Several years ago, I noticed a brownish discoloration appear in the corner of my eye. It was hard to miss when looking at myself in the mirror. I mentioned it to my ophthalmologist, who indicated sometimes that happens. It’s like a freckle, he said. Seemed odd, but OK.

Fast forward three years (shortly after this picture was taken), and the “freckle” began to change. I immediately called my dermatologist, and he took a biopsy. He thought it might be a relatively simple and noninvasive form of skin cancer. Well, nope again! It turns out it was Stage 2 melanoma. That was not welcome news.
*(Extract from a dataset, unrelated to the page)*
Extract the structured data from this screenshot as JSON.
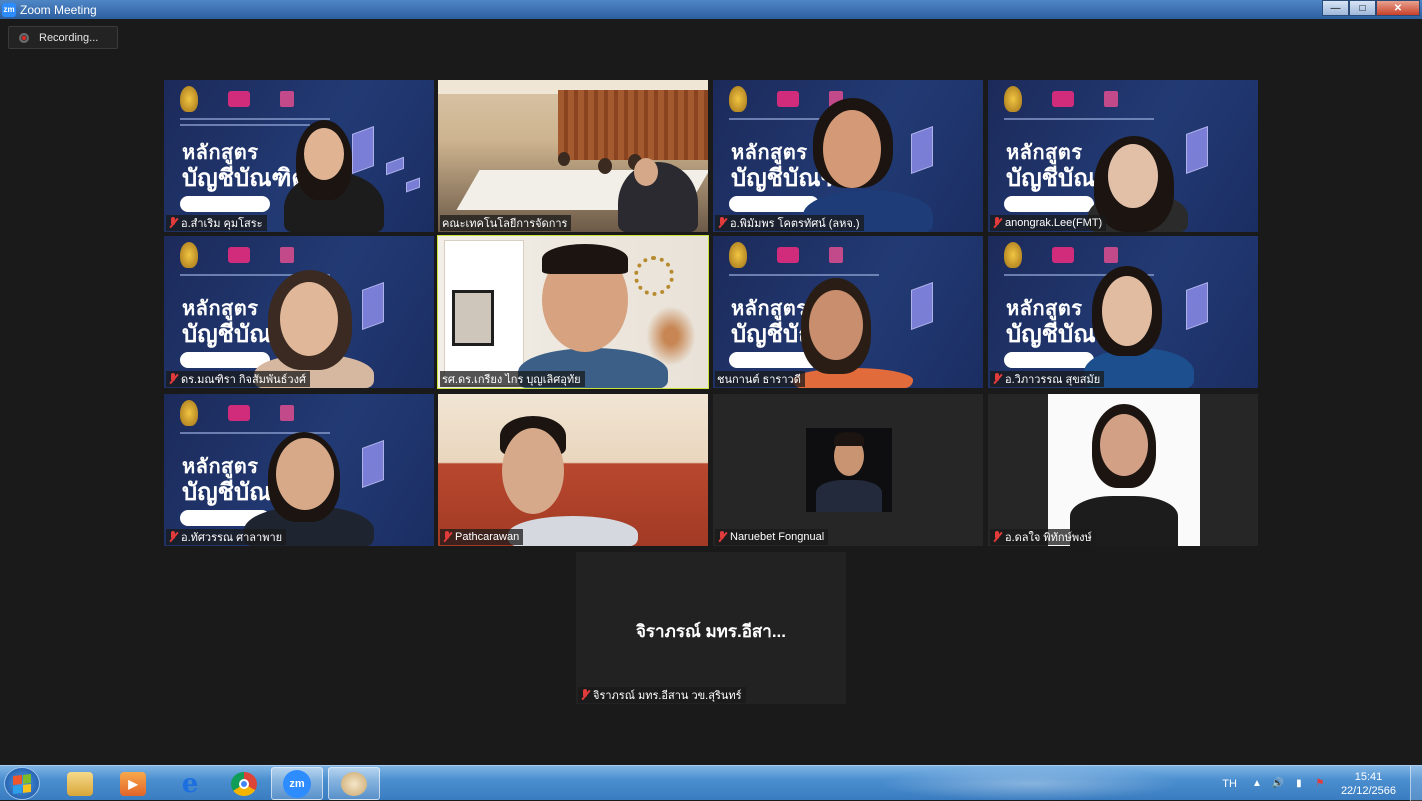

The pandemic and staff shortages delayed surgery to remove this fast-growing mass that I watched change every day. Doctors wanted to remove the cancer immediately, but that was not possible. We take for granted the amazing medical care we have always had in this country. I became depressed and angry that I had to wait months for surgery while the cancer continued to invade. It felt like we were giving the cancer a better chance to win this battle.

Initially, I was concerned about what I would look like post surgery. This is not an easy place to remove a tumor, and big scars on your face are never welcome. However, by the time surgery finally occurred, that was the least of my concerns. How far did we let this nasty disease spread by waiting? Would they need to remove more than they initially anticipated, like an eye?

The year since the diagnosis has been almost a blur (pun intended). With amazing support from my partner Danae, my friends and two amazing children, life is almost back to normal — a new normal I guess. Yes there are new scars, and yes there are new challenges, but we have the opportunity to face the challenges together, which I consider a blessing.

The war against this melanoma is far from over, but regarding the initial battle, I am putting the “W” in my column. With every passing surveillance visit, every hike, every bike ride or ski day, another “W” goes in my column. My goal now is to win by a large margin. I am off to a great start.